家族優先で過ごしてきた
「うちは結婚当初から夫の意向で、収入に応じて家計は6対4で夫が出す。適宜、見直しも図るということでやってきました」結婚して10年たつサチさん(42歳)はそう言う。8歳の一人娘は公立小学校に通っているが、放課後は私立の学童へ行っている。これがかなりの高額になるようだが、2人とも仕事が多忙なためどうにもならない。
「でも夜には必ず、最低限、夫か私のどちらかが娘と一緒に食事をとるようにしています。私の仕事は本来ならリモートも可能なんですが、私自身が責任ある立場になってしまったため週4日以上は出社しなければならなくて。結局、5日全部出社しています」
夫はもともとリモートが不可能な現場仕事。しかも出張が多く、どうにもならないときは家事育児代行サービスを頼むこともある。
「うちの親などはいったん私が仕事を辞める手もあるんじゃないかと言いましたが、それはしたくない。夫と話し合いを重ねた結果、今のようなスタイルになりました」
夫を信頼していたが
娘の習い事や家事代行サービスなどに関する費用もほぼ折半。今月、何にいくら使ったかについてはサチさんがアプリを使って記録、夫と共有している。赤字が出た場合は、夫が補填(ほてん)することが多い。記録するためにサチさんが手間をかけているからだ。「かなりきちんと対等に支払っている感じです。家事に関してはわりとゆるい分担で、私は料理が好きなので食事関係は私、夫は整理整頓や掃除、洗濯は気づいたほうが洗濯機に放り込むという感じですね。2人とも、とにかく娘に寂しい思いをさせないこと、娘との会話を最優先することにしています」
休日はなるべく合わせて家族で過ごす。あと10年もしたら娘は友達を優先させるかもしれないからこそ、「今、家族で楽しい時間を過ごす」のが大事だと考えている。
「忙しいけど不満はない。夫のことは信頼していました」
そんなサチさんにとってショックなできごとが昨年暮れに判明した。
夫に義両親の月2万の借金援助を頼まれた
娘が生まれたころだった。夫から「うちの親を助けてほしい」と深刻な表情で頼まれた。当時、夫の親は60代後半だった。離れて住んでいることもあって夫の実家の細かい事情まではよく知らなかったが、「父親がだまされて借金を背負い、あげく体調を崩した」という話だった。実際、1度だけ義父の入院先に見舞いに行ったこともある。
「夫は月に2万出してくれないかと。夫もお金を出して、月5万、両親に送ってやりたいと言うんです。義両親は長年続けていた商店を閉店させ、年金も少なくて生活のめどがたたない。夫は一人っ子なので、助けてくれる兄弟もいない。あまり裕福でない中、オレを大学まで行かせてくれた両親を助けてやりたいんだと。そこまで言われたら、知らん顔もできなかった」
以来、サチさんは給料のたびに夫に2万円を預けてきた。義両親からはお礼の手紙ももらったことがある。
「昨年暮れに義父が亡くなったんです。当然、お通夜やお葬式に行くはずだったんですが、娘がインフルエンザにかかって行けなくなった。夫はすぐに飛んでいきました」
その後、義母に電話をかけてお悔やみを言った。さらに数日後、今度は義母から電話がかかってきたのだが、何やら話が通じない。
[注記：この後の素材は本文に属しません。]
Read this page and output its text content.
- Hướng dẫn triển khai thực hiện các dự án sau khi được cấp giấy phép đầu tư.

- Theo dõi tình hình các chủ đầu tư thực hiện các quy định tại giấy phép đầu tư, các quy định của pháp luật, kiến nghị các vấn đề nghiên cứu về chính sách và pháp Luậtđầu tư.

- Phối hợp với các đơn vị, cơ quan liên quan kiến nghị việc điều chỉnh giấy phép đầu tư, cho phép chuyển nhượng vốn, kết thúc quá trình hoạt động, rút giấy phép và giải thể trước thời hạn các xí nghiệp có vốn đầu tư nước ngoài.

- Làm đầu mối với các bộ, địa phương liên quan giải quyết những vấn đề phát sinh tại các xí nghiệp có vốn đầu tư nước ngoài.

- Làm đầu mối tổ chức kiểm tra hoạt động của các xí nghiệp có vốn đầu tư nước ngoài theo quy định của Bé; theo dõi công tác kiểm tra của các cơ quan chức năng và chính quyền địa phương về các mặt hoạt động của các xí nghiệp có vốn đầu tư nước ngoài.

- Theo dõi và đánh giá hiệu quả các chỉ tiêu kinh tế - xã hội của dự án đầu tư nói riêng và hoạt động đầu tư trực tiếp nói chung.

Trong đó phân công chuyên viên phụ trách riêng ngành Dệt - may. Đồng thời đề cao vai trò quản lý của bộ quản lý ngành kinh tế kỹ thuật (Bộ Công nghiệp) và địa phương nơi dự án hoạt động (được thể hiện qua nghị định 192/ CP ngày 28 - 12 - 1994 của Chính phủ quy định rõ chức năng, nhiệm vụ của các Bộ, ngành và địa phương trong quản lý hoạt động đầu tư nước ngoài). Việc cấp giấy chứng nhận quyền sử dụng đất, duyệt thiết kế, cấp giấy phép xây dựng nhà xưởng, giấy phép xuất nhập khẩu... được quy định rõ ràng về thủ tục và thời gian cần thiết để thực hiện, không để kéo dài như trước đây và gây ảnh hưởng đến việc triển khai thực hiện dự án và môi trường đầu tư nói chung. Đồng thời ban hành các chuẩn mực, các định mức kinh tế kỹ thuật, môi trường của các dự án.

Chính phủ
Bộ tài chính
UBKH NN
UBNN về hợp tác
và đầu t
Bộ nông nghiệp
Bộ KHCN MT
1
「お金がどうのこうのと言うので、私たちが毎月援助しているお金のことかと思ったら、『息子にもお金を貸しているし』と言う。何が何だか分かりませんでした。すると親戚の人が電話を代わって、夫が母親や親戚からお金を借りていると。そんなはずはない、うちからは毎月5万、義母に援助していると言ったら大騒ぎになりまして……」
いつからだましていた? 夫のうそが判明
帰宅した夫を問い詰めると、両親がお金に困っているというのはまったくのうそで、サチさんからの2万円は夫がずっとくすねていたという。しかも両親や親戚への借金も本当で、夫は長年、キャバクラやギャンブルにはまっていたのだ。「貯金もまったくないんですよ。いろいろ聞いていったら、夫は職場ではまじめでやり手として通っている。うちでもいいパパだし、私にも常に冷静に話し合いをしてくれるいい夫。でもひとたび職場と家庭を離れると、完全に人が変わってしまうみたいで」
夫は「職場でも家でも妙なプレッシャーがあって、自分を保つにはキャバクラやギャンブルが不可欠だった」と涙ながらに語ったという。そんな夫の気持ちを、サチさんはとても理解することはできなかった。
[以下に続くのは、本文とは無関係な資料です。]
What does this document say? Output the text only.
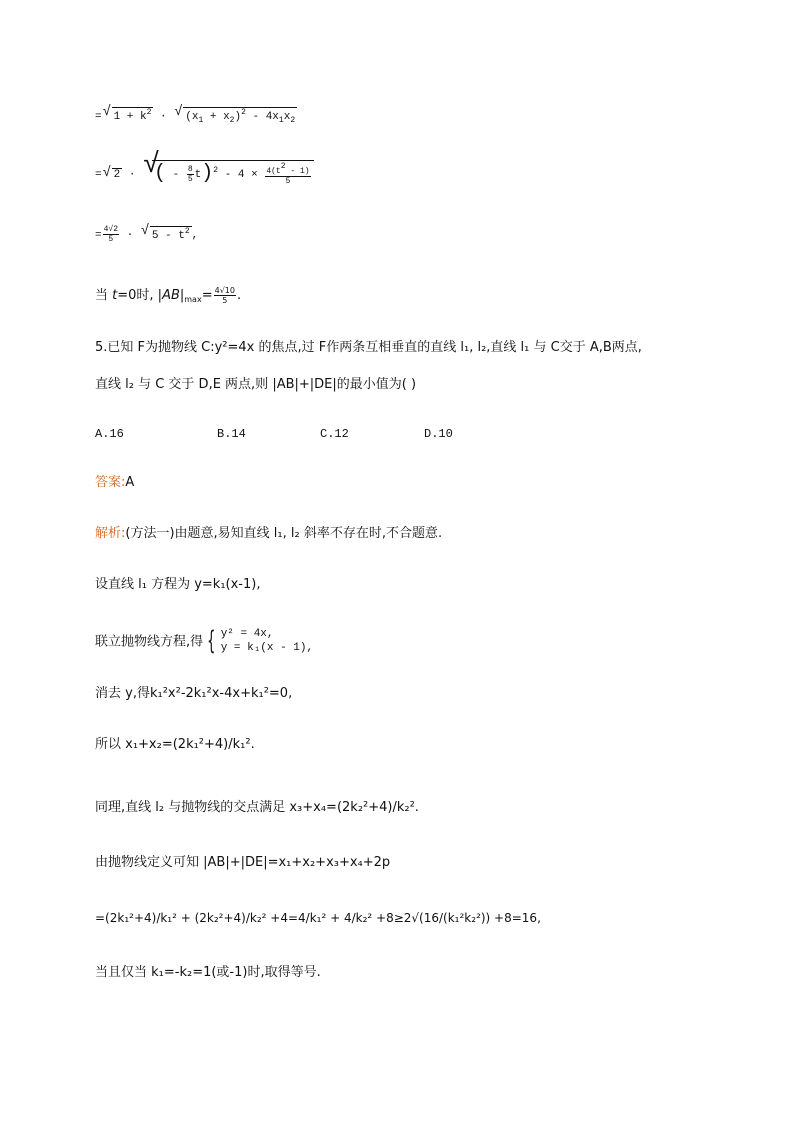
= √ $1 + k^2$ · √ $(x_1 + x_2)^2 - 4x_1x_2$
= √ 2 · √ ( - $\frac{8}{5} t)^2 - 4 \times \frac{4(t2 - 1)}{5}$
= $\frac{4√2}{5}$ · √ $5 - t^2$ ,
当 t=0时, $|AB|_{max}= \frac{4√10}{5}$ .
5.已知 F为抛物线 C:y²=4x 的焦点,过 F作两条互相垂直的直线 l₁, l₂,直线 l₁ 与 C交于 A,B两点,
直线 l₂ 与 C 交于 D,E 两点,则 |AB|+|DE|的最小值为( )
A.16	B.14	C.12	D.10
答案:A
解析:(方法一)由题意,易知直线 l₁, l₂ 斜率不存在时,不合题意.
设直线 l₁ 方程为 y=k₁(x-1),
联立抛物线方程,得 { y² = 4x,
y = k₁(x - 1),
消去 y,得k₁²x²-2k₁²x-4x+k₁²=0,
所以 x₁+x₂=(2k₁²+4)/k₁².
同理,直线 l₂ 与抛物线的交点满足 x₃+x₄=(2k₂²+4)/k₂².
由抛物线定义可知 |AB|+|DE|=x₁+x₂+x₃+x₄+2p
=(2k₁²+4)/k₁² + (2k₂²+4)/k₂² +4=4/k₁² + 4/k₂² +8≥2√(16/(k₁²k₂²)) +8=16,
当且仅当 k₁=-k₂=1(或-1)时,取得等号.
「離婚したいと思いました。娘と2人で生きていきたいと。だけど娘はパパが大好きだし、夫も娘と離れるくらいなら死んだほうがマシだと不穏なことを言う。人生、リセットしないとこの先に進めないよと話して、依存症治療をすることになったんです」
夫は現在、休職している。当然ながら家計は苦しくなっていく。長年にわたってだまされていたサチさんは、どうしてこんな目にあっているのか、とても気持ちが整理できる状況ではないと言った。
「どこでどういう判断を下すべきなのか、この状況でも私は夫を見捨ててはいけないのか、そもそも夫はなぜそんなに長い時間、私をだましてきたのか。なにも分からない。今は夫が進んで家事をしているので、娘の私立学童の回数を減らしています。あとは家のローンを返しながらどこまで生活できるか……先が見えないんですよね」
急に判明した夫の“私生活”に、サチさんは対応できないままだとうつむいた。